Today we have a story that goes in the other direction: a researcher who has gathered data that he is willing to share, but he is concerned about data quality.
Here’s Tom Slee, who wrote to me in a private email that he has given me permission to post:
For the last couple of years I’ve collected data on Airbnb listings in a wide variety of cities, and I now have well over a 2.5 million data points. It’s been a useful exercise, and it’s led to some interesting journalistic stories.
Now I’m getting an increasing number of queries from academics for data and for the code that collects it. I’m happy to comply as and when I can, but there are obvious problems with the verifiability of the data itself. Individual surveys of cities on or around a particular date can be compared with partial data releases that Airbnb occasionally makes public, but those are always aggregated in one way or another, and have a definite slant to them. The method itself is not rocket science, but even if it were I could not vouch for it, as its success or failure depends on the changing form and practices of the Airbnb web site itself.
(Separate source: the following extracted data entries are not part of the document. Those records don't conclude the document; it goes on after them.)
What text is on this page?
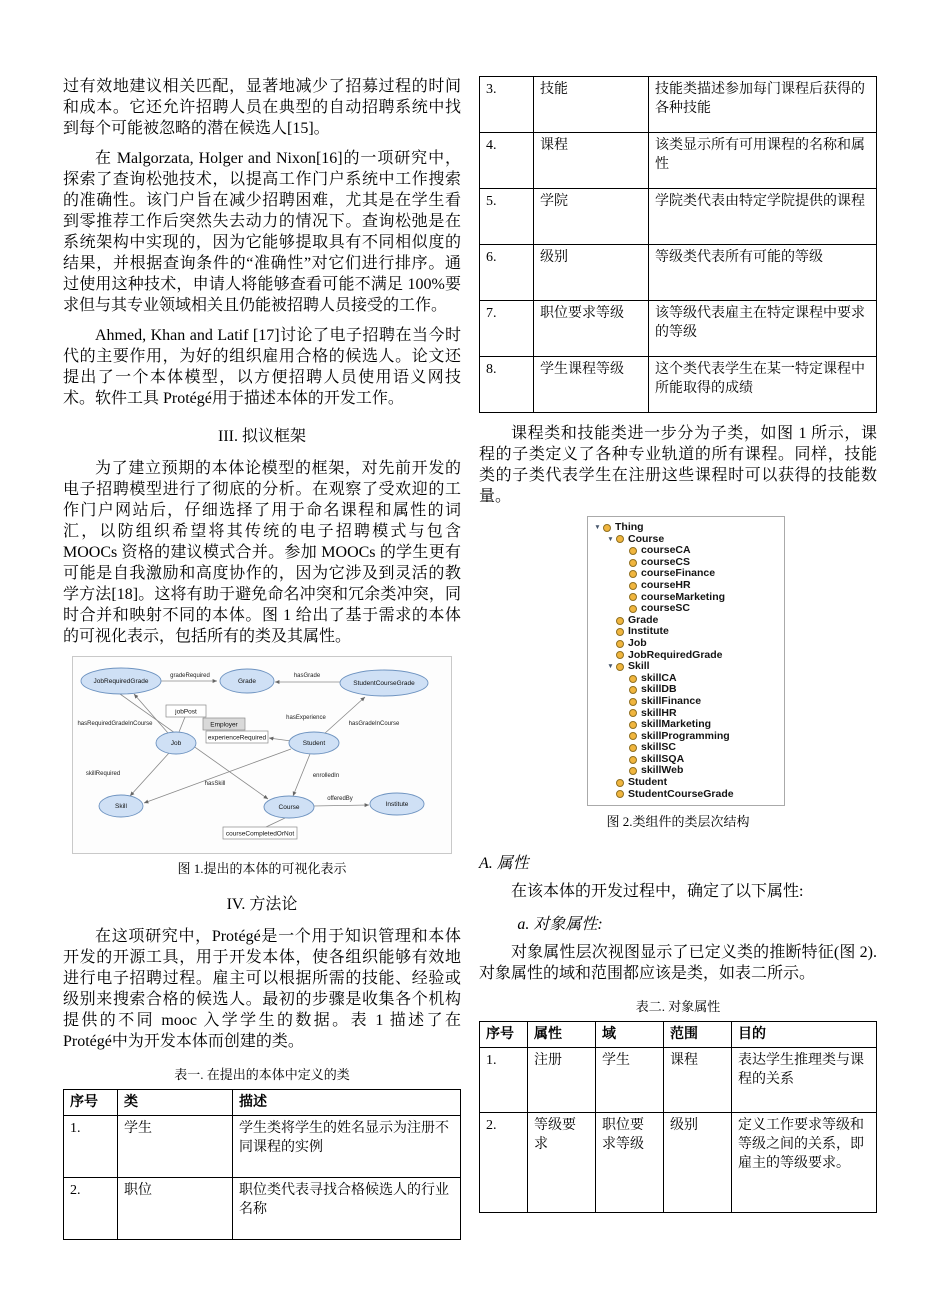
过有效地建议相关匹配，显著地减少了招募过程的时间和成本。它还允许招聘人员在典型的自动招聘系统中找到每个可能被忽略的潜在候选人[15]。

在 Malgorzata, Holger and Nixon[16]的一项研究中，探索了查询松弛技术，以提高工作门户系统中工作搜索的准确性。该门户旨在减少招聘困难，尤其是在学生看到零推荐工作后突然失去动力的情况下。查询松弛是在系统架构中实现的，因为它能够提取具有不同相似度的结果，并根据查询条件的“准确性”对它们进行排序。通过使用这种技术，申请人将能够查看可能不满足 100%要求但与其专业领域相关且仍能被招聘人员接受的工作。

Ahmed, Khan and Latif [17]讨论了电子招聘在当今时代的主要作用，为好的组织雇用合格的候选人。论文还提出了一个本体模型，以方便招聘人员使用语义网技术。软件工具 Protégé用于描述本体的开发工作。

III. 拟议框架

为了建立预期的本体论模型的框架，对先前开发的电子招聘模型进行了彻底的分析。在观察了受欢迎的工作门户网站后，仔细选择了用于命名课程和属性的词汇，以防组织希望将其传统的电子招聘模式与包含 MOOCs 资格的建议模式合并。参加 MOOCs 的学生更有可能是自我激励和高度协作的，因为它涉及到灵活的教学方法[18]。这将有助于避免命名冲突和冗余类冲突，同时合并和映射不同的本体。图 1 给出了基于需求的本体的可视化表示，包括所有的类及其属性。

JobRequiredGrade	Grade	StudentCourseGrade
Job	Student
Skill	Course	Institute
jobPost
Employer
experienceRequired
courseCompletedOrNot
gradeRequired	hasGrade
hasRequiredGradeInCourse
hasExperience
hasGradeInCourse
skillRequired
hasSkill
enrolledIn
offeredBy
图 1.提出的本体的可视化表示
IV. 方法论

在这项研究中，Protégé是一个用于知识管理和本体开发的开源工具，用于开发本体，使各组织能够有效地进行电子招聘过程。雇主可以根据所需的技能、经验或级别来搜索合格的候选人。最初的步骤是收集各个机构提供的不同 mooc 入学学生的数据。表 1 描述了在 Protégé中为开发本体而创建的类。

表一. 在提出的本体中定义的类
序号	类	描述
1.	学生	学生类将学生的姓名显示为注册不同课程的实例
2.	职位	职位类代表寻找合格候选人的行业名称
3.	技能	技能类描述参加每门课程后获得的各种技能
4.	课程	该类显示所有可用课程的名称和属性
5.	学院	学院类代表由特定学院提供的课程
6.	级别	等级类代表所有可能的等级
7.	职位要求等级	该等级代表雇主在特定课程中要求的等级
8.	学生课程等级	这个类代表学生在某一特定课程中所能取得的成绩

课程类和技能类进一步分为子类，如图 1 所示，课程的子类定义了各种专业轨道的所有课程。同样，技能类的子类代表学生在注册这些课程时可以获得的技能数量。

▼ Thing
▼ Course
courseCA
courseCS
courseFinance
courseHR
courseMarketing
courseSC
Grade
Institute
Job
JobRequiredGrade
▼ Skill
skillCA
skillDB
skillFinance
skillHR
skillMarketing
skillProgramming
skillSC
skillSQA
skillWeb
Student
StudentCourseGrade
图 2.类组件的类层次结构
A. 属性

在该本体的开发过程中，确定了以下属性:

a. 对象属性:

对象属性层次视图显示了已定义类的推断特征(图 2). 对象属性的域和范围都应该是类，如表二所示。

表二. 对象属性
序号	属性	域	范围	目的
1.	注册	学生	课程	表达学生推理类与课程的关系
2.	等级要求	职位要求等级	级别	定义工作要求等级和等级之间的关系，即雇主的等级要求。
Most of my surveys are, I believe, accurate for public policy discussion purposes but there are times (for all kinds of reasons) when some of the data may be inaccurate.
Academics now tend to ask me (a) how to refer to the data set, and (b) how they can validate it for publication purposes, to which I generally reply (a) I have no idea, and (b) I have no idea.
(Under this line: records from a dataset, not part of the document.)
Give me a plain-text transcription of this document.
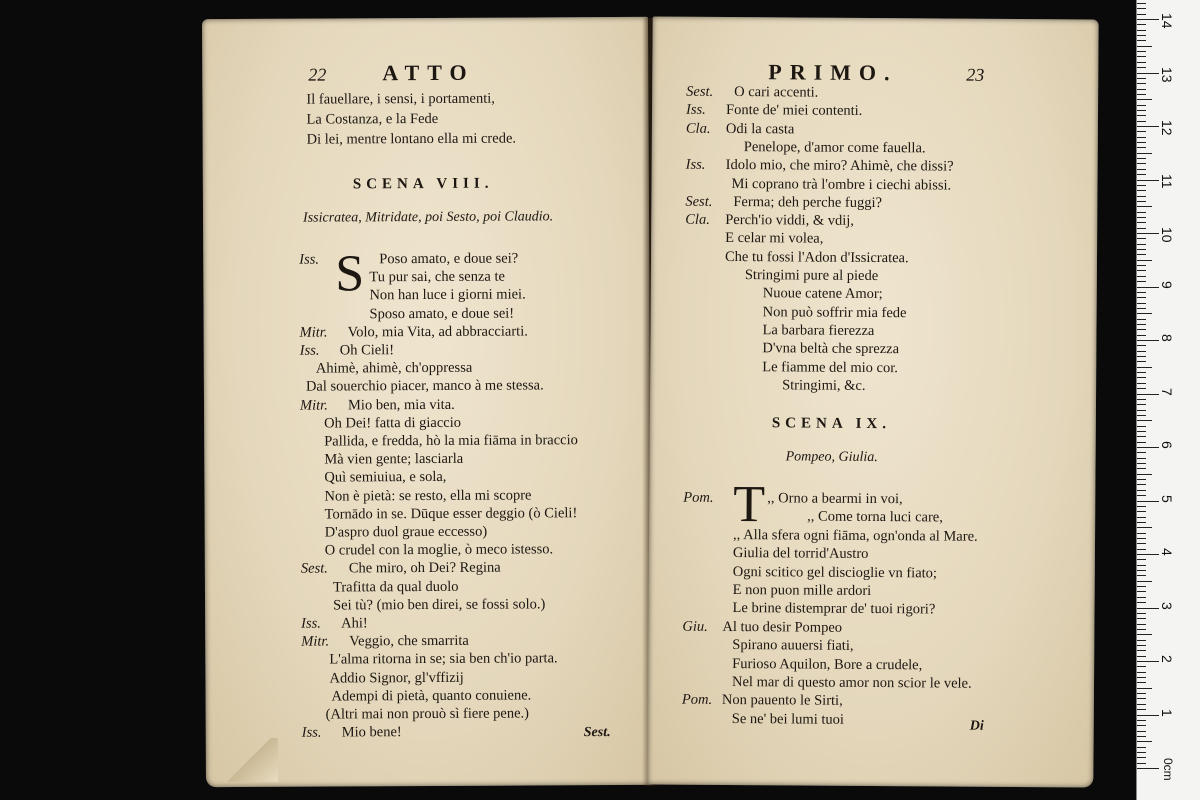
22	ATTO
Il fauellare, i sensi, i portamenti,
La Costanza, e la Fede
Di lei, mentre lontano ella mi crede.
SCENA VIII.
Issicratea, Mitridate, poi Sesto, poi Claudio.
S
Iss.	Poso amato, e doue sei?
Tu pur sai, che senza te
Non han luce i giorni miei.
Sposo amato, e doue sei!
Mitr. Volo, mia Vita, ad abbracciarti.
Iss. Oh Cieli!
Ahimè, ahimè, ch'oppressa
Dal souerchio piacer, manco à me stessa.
Mitr. Mio ben, mia vita.
Oh Dei! fatta di giaccio
Pallida, e fredda, hò la mia fiāma in braccio
Mà vien gente; lasciarla
Quì semiuiua, e sola,
Non è pietà: se resto, ella mi scopre
Tornādo in se. Dūque esser deggio (ò Cieli!
D'aspro duol graue eccesso)
O crudel con la moglie, ò meco istesso.
Sest. Che miro, oh Dei? Regina
Trafitta da qual duolo
Sei tù? (mio ben direi, se fossi solo.)
Iss. Ahi!
Mitr. Veggio, che smarrita
L'alma ritorna in se; sia ben ch'io parta.
Addio Signor, gl'vffizij
Adempi di pietà, quanto conuiene.
(Altri mai non prouò sì fiere pene.)
Iss. Mio bene!	Sest.
PRIMO.	23
Sest. O cari accenti.
Iss. Fonte de' miei contenti.
Cla. Odi la casta
Penelope, d'amor come fauella.
Iss. Idolo mio, che miro? Ahimè, che dissi?
Mi coprano trà l'ombre i ciechi abissi.
Sest. Ferma; deh perche fuggi?
Cla. Perch'io viddi, & vdij,
E celar mi volea,
Che tu fossi l'Adon d'Issicratea.
Stringimi pure al piede
Nuoue catene Amor;
Non può soffrir mia fede
La barbara fierezza
D'vna beltà che sprezza
Le fiamme del mio cor.
Stringimi, &c.
SCENA IX.
Pompeo, Giulia.
T
Pom.	,, Orno a bearmi in voi,
,, Come torna luci care,
,, Alla sfera ogni fiāma, ogn'onda al Mare.
Giulia del torrid'Austro
Ogni scitico gel discioglie vn fiato;
E non puon mille ardori
Le brine distemprar de' tuoi rigori?
Giu. Al tuo desir Pompeo
Spirano auuersi fiati,
Furioso Aquilon, Bore a crudele,
Nel mar di questo amor non scior le vele.
Pom. Non pauento le Sirti,
Se ne' bei lumi tuoi	Di
0cm
1
2
3
4
5
6
7
8
9
10
11
12
13
14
This is almost the opposite of the “private data set” problem. I have data that I believe to be accurate and even useful, but it can’t (by its nature) be well validated because that would require access to a private data set, and if we had access to Airbnb’s data then mine would be superfluous. Does this shut down academic analysis of topics like “Airbnb impact on Affordable Housing in X” or “Airbnb and the tourism industry in Y”.
The code is here.
It seems to me that if Slee is open, it should be fine for him to share the data, as people can analyze how they’d like and validate how they’d like to do so.
But Slee points out:
I think for most of my users validation is difficult because they don’t have much to compare it to. They can validate (within a short time frame) that the listings I tabulate appear on the site, but they cannot see if I have missed many listings (easily).
And in particular there is no accessible “reality” to check against (except for inside Airbnb’s own black box).
More generally, Slee expresses the concern that, on the one hand, black-box companies can now provide their data for unreproducible (but probably friendly) research that nevertheless seems to qualify for academic publication. On the other hand, academic investigations that are critical of these companies are difficult because the available data do not and cannot meet academic standards of validation. It’s an asymmetry that is politically troubling.
Here’s another example, regarding research on the environmental impact of ride-sharing apps — based on data supplied by . . . the ride-sharing app Uber. As Sarah Emerson discusses in this linked article, there are reasons to be concerned about the representativeness of these data, and, as a result, a consortium organized by the University of California is organizing a new, more comprehensive data collection effort on ride-sharing.